Crise em Honduras domina cúpula do Mercosul

Por Todd Benson ASSUNÇÃO (Reuters) - A crise política em Honduras ganhou o centro das atenções da cúpula presidencial sul-americana na sexta-feira. Os líderes regionais defenderam a volta incondicional do presidente deposto, Manuel Zelaya, ao país.

Reuters |

Com Zelaya a caminho de Honduras enfrentando as advertências do governo interino, os presidentes sul-americanos deixaram de lado o debate sobre a crise econômica global e o comércio regional para fazer uma exigência conjunta pela restauração imediata da democracia naquele país da América Central.

"Esse é um retrocesso que a nossa região não pode tolerar", disse o presidente Luiz Inácio Lula da Silva em um discurso na cúpula do Mercosul em Assunção. "Não podemos ceder."

A cúpula, que reuniu os presidentes da Argentina, Bolívia, Brasil, Chile, Paraguai e Uruguai, terminou com uma declaração dura condenando o golpe de 28 de junho em Honduras que derrubou Zelaya, de tendência esquerdista, do poder.

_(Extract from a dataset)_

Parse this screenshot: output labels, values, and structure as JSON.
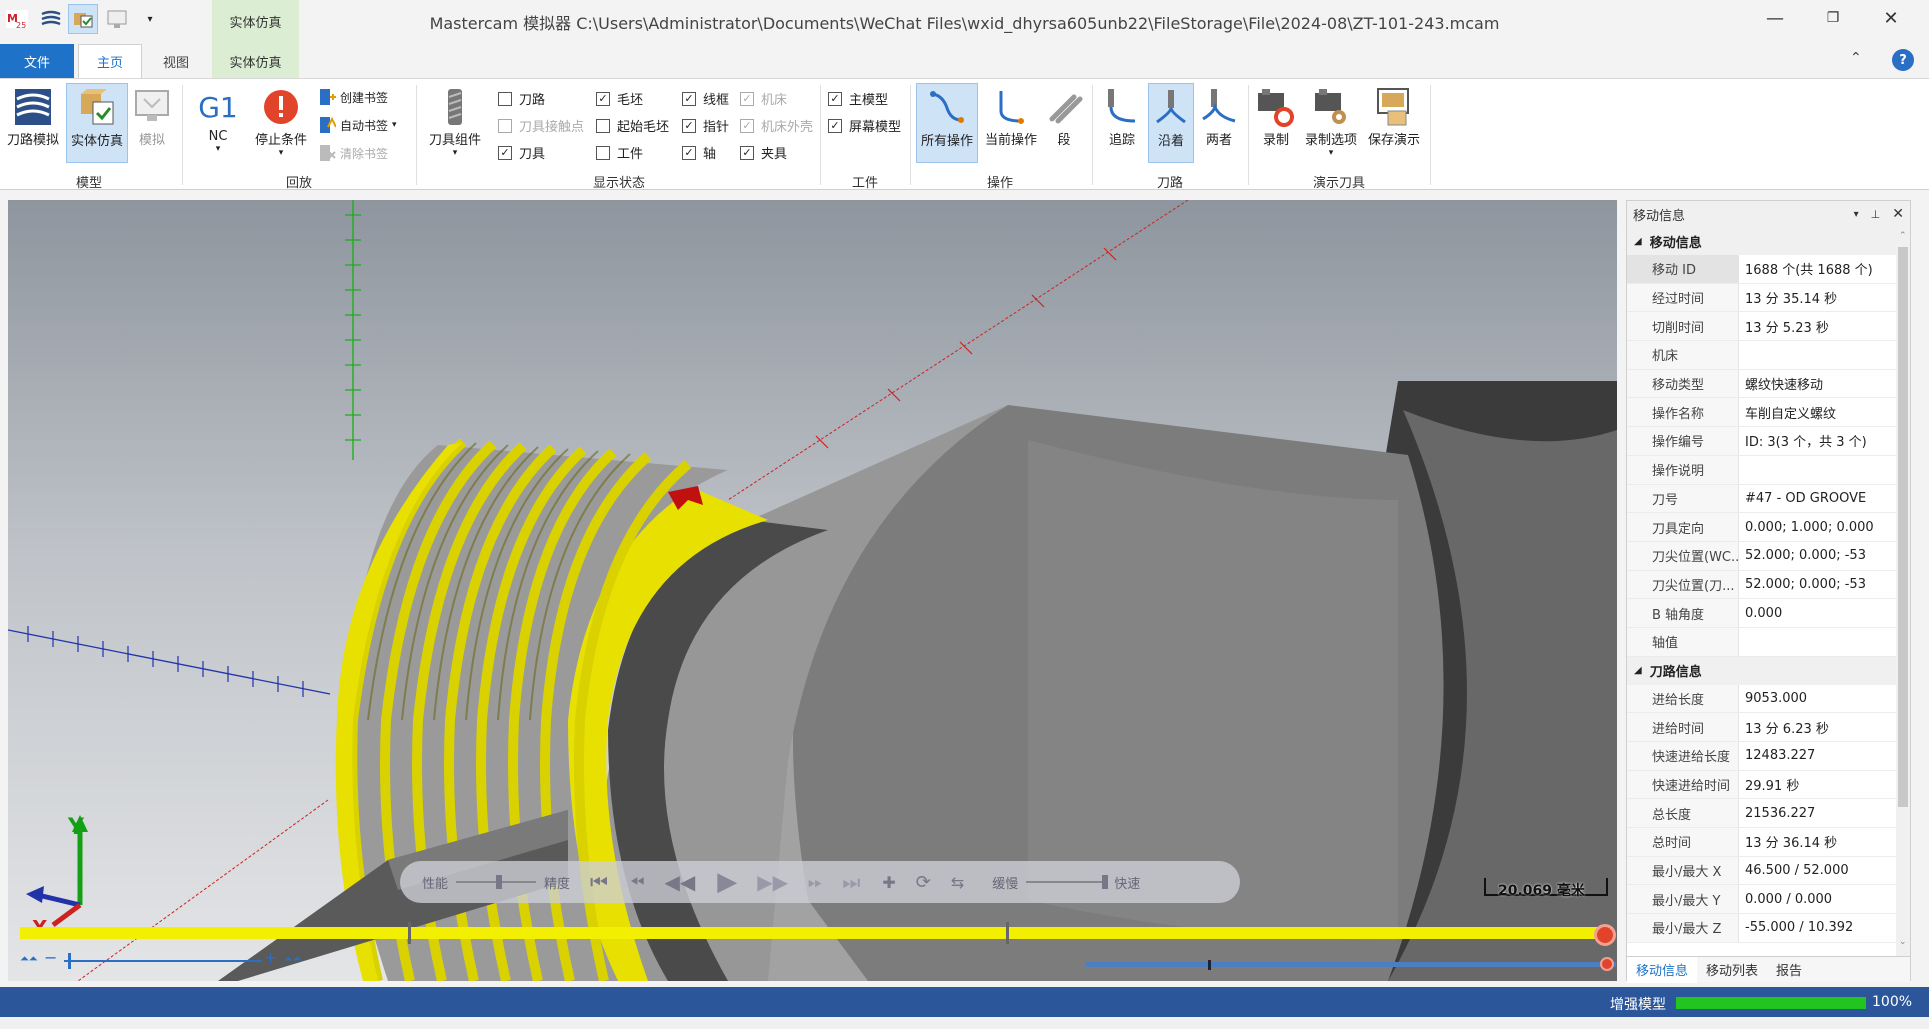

A declaração, que se referiu ao governo interino chefiado por Roberto Micheletti como "ilegítimo", afirma que os países da América do Sul pressionarão a Organização dos Estados Americanos (OEA) para que se aprove uma resolução banindo o retorno de Honduras à OEA a menos que Zelaya seja restabelecido como presidente.

O presidente da Venezuela, Hugo Chávez, cujos laços estreitos com Zelaya irritaram a oposição conservadora de Honduras, também foi convidado à cúpula do Paraguai, mas enviou representantes.

Houve um debate acalorado sobre as medidas que cada país poderia tomar para pressionar o governo interino de Micheletti. As autoridades venezuelanas pediram aos governos da região que neguem vistos aos governantes hondurenhos e adotem sanções econômicas contra eles.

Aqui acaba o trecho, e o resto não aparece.